Found in: Brazil, French Guiana, and Guyana (possibly in Suriname and Venezuela, too)
This new genus is named for the Tupi word "Jaguajira"—meaning scorpion or “one who devours.” The scientists say these “large, robust” scorpions reach up to more than four inches long and range in color from deep browns and black to yellow and slightly orange. The three known species of this group have been found under stones in daylight and with UV light detection at night.
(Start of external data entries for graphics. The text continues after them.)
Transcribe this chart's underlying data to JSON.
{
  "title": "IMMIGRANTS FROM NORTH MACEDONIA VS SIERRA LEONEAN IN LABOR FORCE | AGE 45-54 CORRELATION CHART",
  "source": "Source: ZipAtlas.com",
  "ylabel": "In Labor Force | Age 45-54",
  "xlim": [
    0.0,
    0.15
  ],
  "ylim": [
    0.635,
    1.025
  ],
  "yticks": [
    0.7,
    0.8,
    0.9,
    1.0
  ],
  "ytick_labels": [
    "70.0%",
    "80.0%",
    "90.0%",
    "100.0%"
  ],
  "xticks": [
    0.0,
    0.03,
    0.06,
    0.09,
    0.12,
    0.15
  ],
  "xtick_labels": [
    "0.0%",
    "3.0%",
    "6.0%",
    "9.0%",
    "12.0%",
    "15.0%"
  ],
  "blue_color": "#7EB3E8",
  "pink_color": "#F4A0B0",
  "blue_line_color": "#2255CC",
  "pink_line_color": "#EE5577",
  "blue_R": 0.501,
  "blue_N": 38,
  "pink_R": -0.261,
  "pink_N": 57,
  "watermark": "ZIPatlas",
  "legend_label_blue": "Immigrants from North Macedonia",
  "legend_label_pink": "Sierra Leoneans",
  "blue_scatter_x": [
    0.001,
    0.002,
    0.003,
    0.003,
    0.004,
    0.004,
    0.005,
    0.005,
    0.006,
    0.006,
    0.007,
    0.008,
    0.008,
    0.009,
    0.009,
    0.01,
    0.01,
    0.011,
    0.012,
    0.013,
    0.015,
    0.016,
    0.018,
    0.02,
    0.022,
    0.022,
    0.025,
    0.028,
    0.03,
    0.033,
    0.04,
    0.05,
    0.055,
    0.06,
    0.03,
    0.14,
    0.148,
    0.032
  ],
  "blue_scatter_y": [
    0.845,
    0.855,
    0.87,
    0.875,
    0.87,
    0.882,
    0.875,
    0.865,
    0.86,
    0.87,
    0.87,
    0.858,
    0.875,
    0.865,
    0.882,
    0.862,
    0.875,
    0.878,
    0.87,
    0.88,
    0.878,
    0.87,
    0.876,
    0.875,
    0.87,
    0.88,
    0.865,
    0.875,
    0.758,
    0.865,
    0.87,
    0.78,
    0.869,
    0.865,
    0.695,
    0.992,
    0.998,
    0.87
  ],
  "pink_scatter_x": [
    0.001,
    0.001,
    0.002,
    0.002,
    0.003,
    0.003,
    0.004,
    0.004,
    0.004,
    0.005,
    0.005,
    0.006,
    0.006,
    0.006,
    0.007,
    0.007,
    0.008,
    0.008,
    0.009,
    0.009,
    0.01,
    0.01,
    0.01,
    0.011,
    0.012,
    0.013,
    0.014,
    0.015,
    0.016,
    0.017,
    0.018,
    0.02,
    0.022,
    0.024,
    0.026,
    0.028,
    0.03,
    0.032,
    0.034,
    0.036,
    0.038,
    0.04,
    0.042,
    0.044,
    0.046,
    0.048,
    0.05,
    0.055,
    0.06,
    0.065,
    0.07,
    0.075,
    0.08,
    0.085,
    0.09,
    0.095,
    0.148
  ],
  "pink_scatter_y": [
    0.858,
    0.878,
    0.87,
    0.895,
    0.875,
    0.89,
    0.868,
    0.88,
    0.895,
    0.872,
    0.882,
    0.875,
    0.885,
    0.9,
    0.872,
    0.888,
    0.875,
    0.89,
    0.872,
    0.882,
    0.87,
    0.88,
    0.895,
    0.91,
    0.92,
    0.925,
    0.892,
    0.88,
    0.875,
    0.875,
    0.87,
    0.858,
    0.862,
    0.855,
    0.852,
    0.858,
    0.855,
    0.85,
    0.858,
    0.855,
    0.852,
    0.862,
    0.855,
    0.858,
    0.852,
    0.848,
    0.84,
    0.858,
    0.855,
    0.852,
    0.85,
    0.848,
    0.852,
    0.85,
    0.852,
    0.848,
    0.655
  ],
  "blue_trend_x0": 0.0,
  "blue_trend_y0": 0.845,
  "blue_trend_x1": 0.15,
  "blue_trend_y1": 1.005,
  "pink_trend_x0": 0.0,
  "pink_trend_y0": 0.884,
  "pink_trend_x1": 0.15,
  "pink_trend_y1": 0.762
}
Found in: northeastern Brazil
Named for Greek words referring to a remarkably slender part of this scorpion group’s abdomen, this small new genus (two known species) is endemic to northeastern Brazil. They are colorful; orange, many shades of yellow, reddish-brown, with black details. At just under two inches long, the Ischnotelson scorpions are generally smaller than members of the new Jaguajir genus.
Found in: Brazil
This medium-sized, reddish-brown scorpion (about two inches long) is named for the Brazilian state park where it resides. It is known from only two semi-arid spots in Brazil along the Peruaçu River.
Found in: Brazil
Collected from beneath stones by day and under UV light detection by night, this new species ranges from dark yellow to light brown. They are small—only about one inch long—and prefer very dry environments with sandy soil.
Found in: Venezuela
This pale yellow or tan scorpion is named for Peruvian arachnologist Jose Antonio Ochoa Camara, a prolific scorpion biologist who collected most of the type material of this new species. Rhopalurus ochoai is medium-sized (about two inches long) and appears to be restricted to the dry forests of Venezuela.